Six sentences you never imagined you'd say before you became a parent
EVER found yourself bellowing ‘Who filled this salt-shaker with Lego?’ and realised that being a parent has taken you to sentences you’d never have said otherwise?
Your bum is not a pocket
Toddlers too horrified to wipe their own bottoms believe that the rest of humanity has foolishly overlooked their potential for on-the-go comfort, frequently wedging their hands there. With predictable consequences.
No, you can’t take the radish to bed
In an unfamiliar world, is it really surprising that a child would find a radish friendly? And, because it’s cute, that the child would be indulged and allowed to set the radish a place for dinner? And want to take it to bed, not realising that crosses the line, and throw a massive tantrum?

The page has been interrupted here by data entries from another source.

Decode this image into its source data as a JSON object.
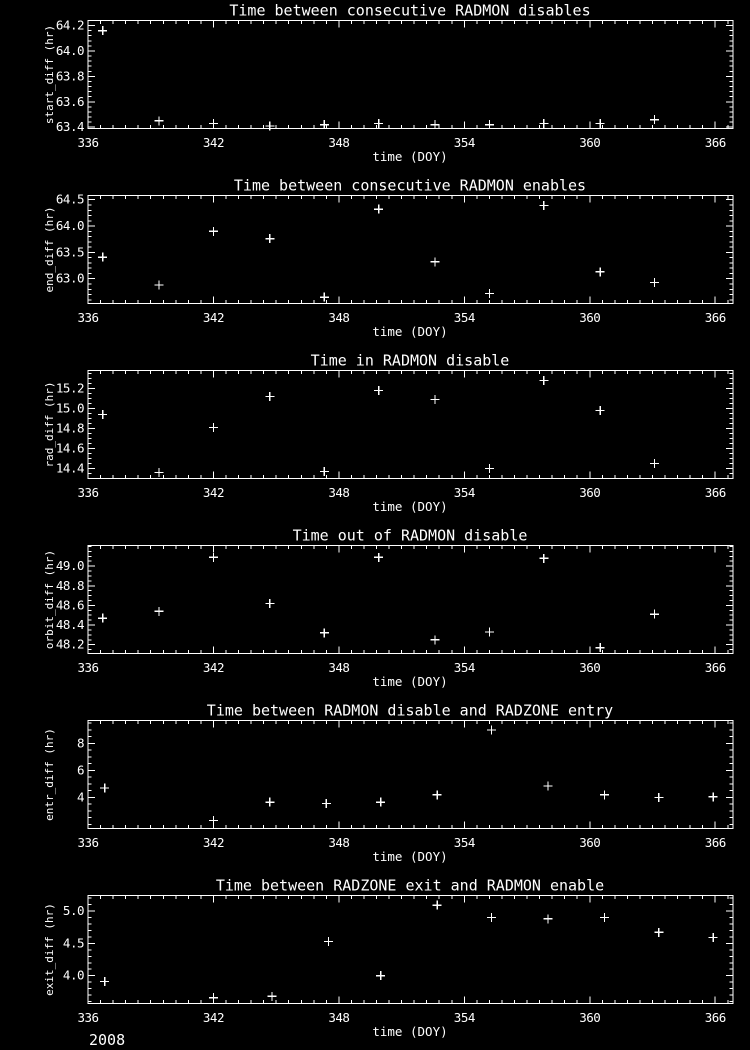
{
  "page": {
    "background": "#000000",
    "foreground": "#ffffff",
    "year_label": "2008"
  },
  "chart_data": [
    {
      "type": "scatter",
      "title": "Time between consecutive RADMON disables",
      "xlabel": "time (DOY)",
      "ylabel": "start_diff (hr)",
      "marker": "plus",
      "grid": false,
      "xlim": [
        336,
        366.85
      ],
      "xticks": [
        336,
        342,
        348,
        354,
        360,
        366
      ],
      "x_minor_step": 0.6,
      "ylim": [
        63.39,
        64.24
      ],
      "yticks": [
        63.4,
        63.6,
        63.8,
        64.0,
        64.2
      ],
      "ytick_labels": [
        "63.4",
        "63.6",
        "63.8",
        "64.0",
        "64.2"
      ],
      "y_minor_step": 0.04,
      "x": [
        336.7,
        339.4,
        342.0,
        344.7,
        347.3,
        349.9,
        352.6,
        355.2,
        357.8,
        360.5,
        363.1
      ],
      "y": [
        64.16,
        63.45,
        63.43,
        63.41,
        63.42,
        63.43,
        63.42,
        63.42,
        63.43,
        63.43,
        63.46
      ]
    },
    {
      "type": "scatter",
      "title": "Time between consecutive RADMON enables",
      "xlabel": "time (DOY)",
      "ylabel": "end_diff (hr)",
      "marker": "plus",
      "grid": false,
      "xlim": [
        336,
        366.85
      ],
      "xticks": [
        336,
        342,
        348,
        354,
        360,
        366
      ],
      "x_minor_step": 0.6,
      "ylim": [
        62.53,
        64.58
      ],
      "yticks": [
        63.0,
        63.5,
        64.0,
        64.5
      ],
      "ytick_labels": [
        "63.0",
        "63.5",
        "64.0",
        "64.5"
      ],
      "y_minor_step": 0.1,
      "x": [
        336.7,
        339.4,
        342.0,
        344.7,
        347.3,
        349.9,
        352.6,
        355.2,
        357.8,
        360.5,
        363.1
      ],
      "y": [
        63.41,
        62.88,
        63.9,
        63.76,
        62.65,
        64.32,
        63.32,
        62.72,
        64.39,
        63.13,
        62.93
      ]
    },
    {
      "type": "scatter",
      "title": "Time in RADMON disable",
      "xlabel": "time (DOY)",
      "ylabel": "rad_diff (hr)",
      "marker": "plus",
      "grid": false,
      "xlim": [
        336,
        366.85
      ],
      "xticks": [
        336,
        342,
        348,
        354,
        360,
        366
      ],
      "x_minor_step": 0.6,
      "ylim": [
        14.3,
        15.38
      ],
      "yticks": [
        14.4,
        14.6,
        14.8,
        15.0,
        15.2
      ],
      "ytick_labels": [
        "14.4",
        "14.6",
        "14.8",
        "15.0",
        "15.2"
      ],
      "y_minor_step": 0.05,
      "x": [
        336.7,
        339.4,
        342.0,
        344.7,
        347.3,
        349.9,
        352.6,
        355.2,
        357.8,
        360.5,
        363.1
      ],
      "y": [
        14.94,
        14.36,
        14.81,
        15.12,
        14.37,
        15.18,
        15.09,
        14.4,
        15.28,
        14.98,
        14.45
      ]
    },
    {
      "type": "scatter",
      "title": "Time out of RADMON disable",
      "xlabel": "time (DOY)",
      "ylabel": "orbit_diff (hr)",
      "marker": "plus",
      "grid": false,
      "xlim": [
        336,
        366.85
      ],
      "xticks": [
        336,
        342,
        348,
        354,
        360,
        366
      ],
      "x_minor_step": 0.6,
      "ylim": [
        48.11,
        49.21
      ],
      "yticks": [
        48.2,
        48.4,
        48.6,
        48.8,
        49.0
      ],
      "ytick_labels": [
        "48.2",
        "48.4",
        "48.6",
        "48.8",
        "49.0"
      ],
      "y_minor_step": 0.05,
      "x": [
        336.7,
        339.4,
        342.0,
        344.7,
        347.3,
        349.9,
        352.6,
        355.2,
        357.8,
        360.5,
        363.1
      ],
      "y": [
        48.47,
        48.54,
        49.09,
        48.62,
        48.32,
        49.09,
        48.25,
        48.33,
        49.08,
        48.17,
        48.51
      ]
    },
    {
      "type": "scatter",
      "title": "Time between RADMON disable and RADZONE entry",
      "xlabel": "time (DOY)",
      "ylabel": "entr_diff (hr)",
      "marker": "plus",
      "grid": false,
      "xlim": [
        336,
        366.85
      ],
      "xticks": [
        336,
        342,
        348,
        354,
        360,
        366
      ],
      "x_minor_step": 0.6,
      "ylim": [
        1.7,
        9.7
      ],
      "yticks": [
        4,
        6,
        8
      ],
      "ytick_labels": [
        "4",
        "6",
        "8"
      ],
      "y_minor_step": 0.5,
      "x": [
        336.8,
        342.0,
        344.7,
        347.4,
        350.0,
        352.7,
        355.3,
        358.0,
        360.7,
        363.3,
        365.9
      ],
      "y": [
        4.7,
        2.3,
        3.65,
        3.55,
        3.65,
        4.2,
        9.0,
        4.85,
        4.2,
        4.0,
        4.05
      ]
    },
    {
      "type": "scatter",
      "title": "Time between RADZONE exit and RADMON enable",
      "xlabel": "time (DOY)",
      "ylabel": "exit_diff (hr)",
      "marker": "plus",
      "grid": false,
      "xlim": [
        336,
        366.85
      ],
      "xticks": [
        336,
        342,
        348,
        354,
        360,
        366
      ],
      "x_minor_step": 0.6,
      "ylim": [
        3.57,
        5.24
      ],
      "yticks": [
        4.0,
        4.5,
        5.0
      ],
      "ytick_labels": [
        "4.0",
        "4.5",
        "5.0"
      ],
      "y_minor_step": 0.1,
      "x": [
        336.8,
        342.0,
        344.8,
        347.5,
        350.0,
        352.7,
        355.3,
        358.0,
        360.7,
        363.3,
        365.9
      ],
      "y": [
        3.91,
        3.66,
        3.68,
        4.53,
        4.0,
        5.09,
        4.9,
        4.88,
        4.9,
        4.67,
        4.59
      ]
    }
  ]
}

There is no such thing as ‘breakfast pudding’
Kids get a sweet treat after lunch and after dinner, so why not extend the logic? Except they’ve just had pancakes and honey for breakfast so put that f**king cookie down.
Stop chimneying up the bloody doorframe
To older children everything’s a climbing frame, and the first time they scale a doorway by bracing themselves on the sides you’ll probably be impressed. Less so when they’re unable to walk through a door without doing it again 12 times a day for six months.
Why is there glitter on the dog?
It is not easy to get glitter out of a carpet. It is a great deal harder to get it out of a dog.
We do not lick the floor, the toilet, the baby or the postman
Children enjoy exploring their tactile environment, sometimes with their tongues. Children then also wake up at 3am covered in their own vomit. These things are related.